By REBECCA WALD
|Noni MacDonald, M.D.|
The article’s author, Noni MacDonald, M.D., is a professor of pediatrics at Dalehousie University in Nova Scotia, Canada. Her point is a fairly simple one, which is that any potential benefit circumcision has for preventing sexually transmitted disease only kicks in when males become sexually active. If the medical specialty associations in Canada and America are going to consider changing their position statements about the benefits of circumcision, shouldn't they also consider when best to circumcise?
Dr. MacDonald points out that circumcision causes pain and discomfort at any age and that delaying the decision until a boy is an adolescent has benefits. The boy would have the opportunity to participate in the decision. Moreover, it would be a good time to discuss other ways a young man can decrease his risk of contracting sexually transmitted disease, regardless of whether he decides to be circumcised.

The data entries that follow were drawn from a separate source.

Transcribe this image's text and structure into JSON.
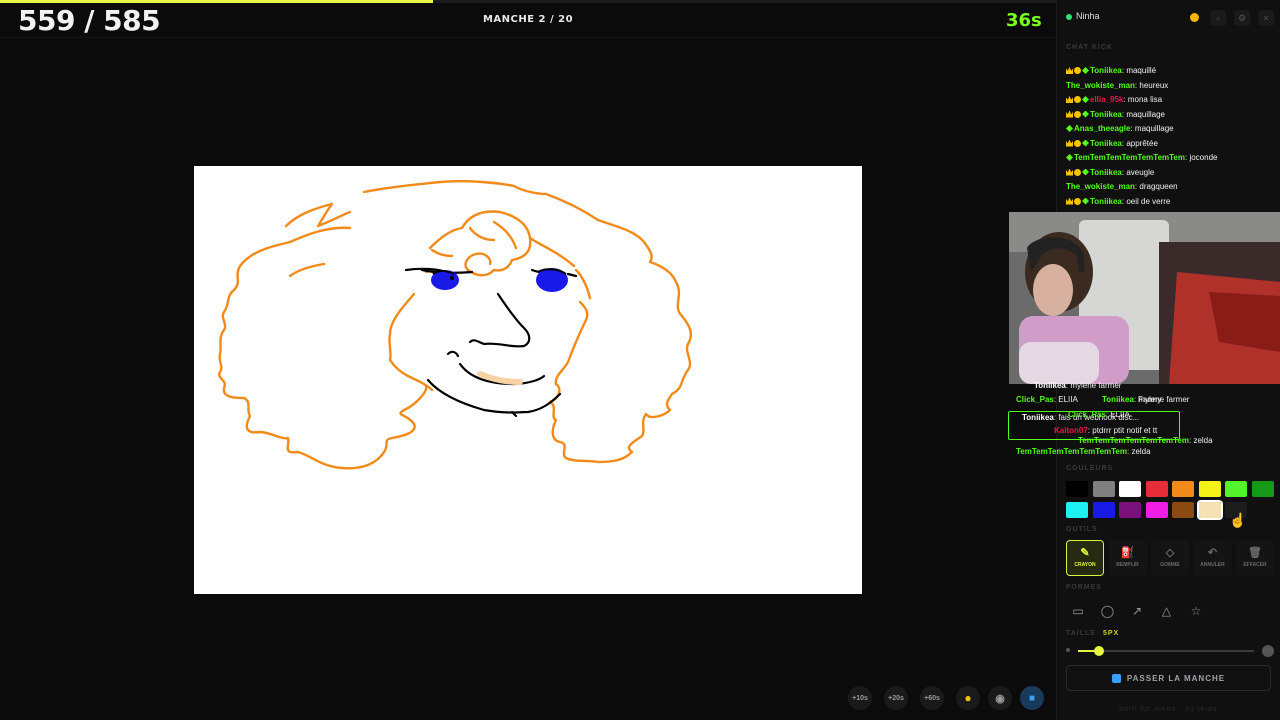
{
  "game": {
    "score": "559 / 585",
    "round": "MANCHE 2 / 20",
    "timer": "36s",
    "round_progress_fraction": 0.41
  },
  "bottom_tools": [
    "+10s",
    "+20s",
    "+60s"
  ],
  "panel": {
    "streamer": "Ninha",
    "chat_label": "CHAT KICK",
    "chat": [
      {
        "badges": [
          "crown",
          "coin",
          "gem"
        ],
        "user": "Toniikea",
        "user_color": "#53fc18",
        "text": "maquillé"
      },
      {
        "badges": [],
        "user": "The_wokiste_man",
        "user_color": "#53fc18",
        "text": "heureux"
      },
      {
        "badges": [
          "crown",
          "coin",
          "gem"
        ],
        "user": "ellia_95k",
        "user_color": "#e8174b",
        "text": "mona lisa"
      },
      {
        "badges": [
          "crown",
          "coin",
          "gem"
        ],
        "user": "Toniikea",
        "user_color": "#53fc18",
        "text": "maquillage"
      },
      {
        "badges": [
          "gem"
        ],
        "user": "Anas_theeagle",
        "user_color": "#53fc18",
        "text": "maquillage"
      },
      {
        "badges": [
          "crown",
          "coin",
          "gem"
        ],
        "user": "Toniikea",
        "user_color": "#53fc18",
        "text": "apprêtée"
      },
      {
        "badges": [
          "gem"
        ],
        "user": "TemTemTemTemTemTemTem",
        "user_color": "#53fc18",
        "text": "joconde"
      },
      {
        "badges": [
          "crown",
          "coin",
          "gem"
        ],
        "user": "Toniikea",
        "user_color": "#53fc18",
        "text": "aveugle"
      },
      {
        "badges": [],
        "user": "The_wokiste_man",
        "user_color": "#53fc18",
        "text": "dragqueen"
      },
      {
        "badges": [
          "crown",
          "coin",
          "gem"
        ],
        "user": "Toniikea",
        "user_color": "#53fc18",
        "text": "oeil de verre"
      }
    ],
    "overlay_chat": [
      {
        "user": "Toniikea",
        "text": "mylene farmer",
        "user_color": "#ffffff"
      },
      {
        "user": "Fanny",
        "text": "",
        "user_color": "#bbbbbb"
      },
      {
        "user": "Click_Pas",
        "text": "ELIIA",
        "user_color": "#53fc18"
      },
      {
        "user": "Toniikea",
        "text": "mylene farmer",
        "user_color": "#53fc18"
      },
      {
        "user": "Toniikea",
        "text": "fais un webhook disc...",
        "user_color": "#ffffff"
      },
      {
        "user": "Click_Pas",
        "text": "ELIIA",
        "user_color": "#53fc18"
      },
      {
        "user": "Kaiton07",
        "text": "ptdrrr ptit notif et tt",
        "user_color": "#e8174b"
      },
      {
        "user": "TemTemTemTemTemTemTem",
        "text": "zelda",
        "user_color": "#53fc18"
      },
      {
        "user": "TemTemTemTemTemTemTem",
        "text": "zelda",
        "user_color": "#53fc18"
      }
    ],
    "colors_label": "COULEURS",
    "colors": [
      "#000000",
      "#808080",
      "#ffffff",
      "#e52d3a",
      "#f28a1a",
      "#f5f21a",
      "#54f42d",
      "#159a17",
      "#1ff0f0",
      "#1a1ae8",
      "#7a117a",
      "#f01de4",
      "#8b4a12",
      "#f6e1b4",
      "#1c1c1c"
    ],
    "selected_color_index": 13,
    "tools_label": "OUTILS",
    "tools": [
      {
        "label": "CRAYON",
        "icon": "pencil-icon",
        "glyph": "✎",
        "active": true
      },
      {
        "label": "REMPLIR",
        "icon": "fill-icon",
        "glyph": "⛽",
        "active": false
      },
      {
        "label": "GOMME",
        "icon": "eraser-icon",
        "glyph": "◇",
        "active": false
      },
      {
        "label": "ANNULER",
        "icon": "undo-icon",
        "glyph": "↶",
        "active": false
      },
      {
        "label": "EFFACER",
        "icon": "trash-icon",
        "glyph": "🗑",
        "active": false
      }
    ],
    "shapes_label": "FORMES",
    "shapes": [
      {
        "icon": "rectangle-icon",
        "glyph": "▭"
      },
      {
        "icon": "ellipse-icon",
        "glyph": "◯"
      },
      {
        "icon": "arrow-icon",
        "glyph": "↗"
      },
      {
        "icon": "triangle-icon",
        "glyph": "△"
      },
      {
        "icon": "star-icon",
        "glyph": "☆"
      }
    ],
    "size_label": "TAILLE",
    "size_value": "5PX",
    "size_fraction": 0.12,
    "skip_button": "PASSER LA MANCHE",
    "footer": "built for ninha · by leido"
  }
}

For those of us who value the foreskin, the question of when to routinely amputate it seems absurd. It’s like asking: When should we cut off a person’s perfectly functioning finger, or when should we poke-out a sighted eye? For us, the answer is simple: never! However, Dr. MacDonald is functioning within the public health machine, where mechanical approaches based upon “evidence based” medicine are the standard. I applaud her for working within this system in an attempt to reduce infant circumcision and bring individual choice and informed consent to the process.
As for Rabbi Werde’s opinion that circumcision is much less traumatic for the youngest among I us, I seriously question this. Yes, adults cannot consciously remember being circumcised as neonates, but what does memory have to do with the experience of trauma? If memory were a requirement for emotional and/or physical trauma, those who have been abused or neglected as small children, but can't remember it, would suffer no adverse consequences. We know this isn’t true.
Any sensitive person who has had children of their own, or has spent time caring for infants, knows they are exquisitely sensitive beings. Something as trivial as gas pain brings bouts of pitiful crying. Infants probably feel things far more acutely than older children and adults because they have not had the opportunity to develop defensive mechanisms. An older child or an adult would go into the experience of circumcision with an understanding of why the procedure is to be done and knowing the alleged benefits. During and after the surgery, he would be able to discuss his pain level with his caregivers, so his pain can be adequately controlled. Conversely, a newborn knows nothing of what is being done to him, or why. During the event he cannot process in an intellectual way what is being done to him. He can only scream in anguish. He cannot understand that he will feel better soon. Nor can he discuss has happened to him with others, thereby gaining their sympathy and understanding, which is an important part in overcoming any trauma.
When to circumcise--if one is going to get circumcised--is indeed an important question that should be well considered by any medical society making recommendations on the subject. I am thankful that Dr. MacDonald has sparked thinking and conversation on this subject, both within the Jewish community and beyond.